The National Education Association, the nation’s largest union, is squarely in Hillary Clinton’s corner. For that matter, the Democrat presidential candidate is securely in the teacher union’s pocket.

Mrs. Clinton says, if elected, she’ll fight “union-busting governors” and “hostile legislatures.” All of which is bad news for the estimated 55 percent of teachers who consider themselves to be “conservative” or “tend to be conservative,” as Richard Berman, president of a public affairs firm in Washington, D.C., pointed out in a commentary for The Washington Times.

If those teachers work in the 26 right-to-work states, they can dump their unions and dues without fear of losing their jobs. Elsewhere, such as in Pennsylvania, they can opt out paying the portion of their dues that funds political causes — provided they jump through the requisite hoops.

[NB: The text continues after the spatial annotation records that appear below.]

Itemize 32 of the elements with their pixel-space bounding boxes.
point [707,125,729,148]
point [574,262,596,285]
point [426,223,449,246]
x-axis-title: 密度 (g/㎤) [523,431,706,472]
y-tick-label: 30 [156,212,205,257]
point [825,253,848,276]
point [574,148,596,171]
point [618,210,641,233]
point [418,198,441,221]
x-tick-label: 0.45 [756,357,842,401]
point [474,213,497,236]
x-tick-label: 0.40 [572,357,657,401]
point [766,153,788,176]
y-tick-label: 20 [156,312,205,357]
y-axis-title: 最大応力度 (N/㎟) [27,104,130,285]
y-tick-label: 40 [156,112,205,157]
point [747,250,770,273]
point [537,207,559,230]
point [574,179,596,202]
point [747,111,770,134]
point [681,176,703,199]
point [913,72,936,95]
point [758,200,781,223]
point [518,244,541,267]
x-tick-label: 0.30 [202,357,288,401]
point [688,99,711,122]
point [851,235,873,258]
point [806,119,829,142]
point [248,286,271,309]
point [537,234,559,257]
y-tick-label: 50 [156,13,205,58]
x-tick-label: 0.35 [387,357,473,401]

The sad thing is, “hundreds of thousands” of union members are unaware of their options, Mr. Berman points out.

It’s unlikely that federal legislation supporting workers, such as the Employee Rights Act, will gain much traction under a Clinton administration that’s beholden to the NEA. Ditto for state legislation under Gov. Tom Wolf. But that does not negate union members’ option, their obligation, to opt out of funding the NEA’s leftist agenda when it conflicts with their own ideology.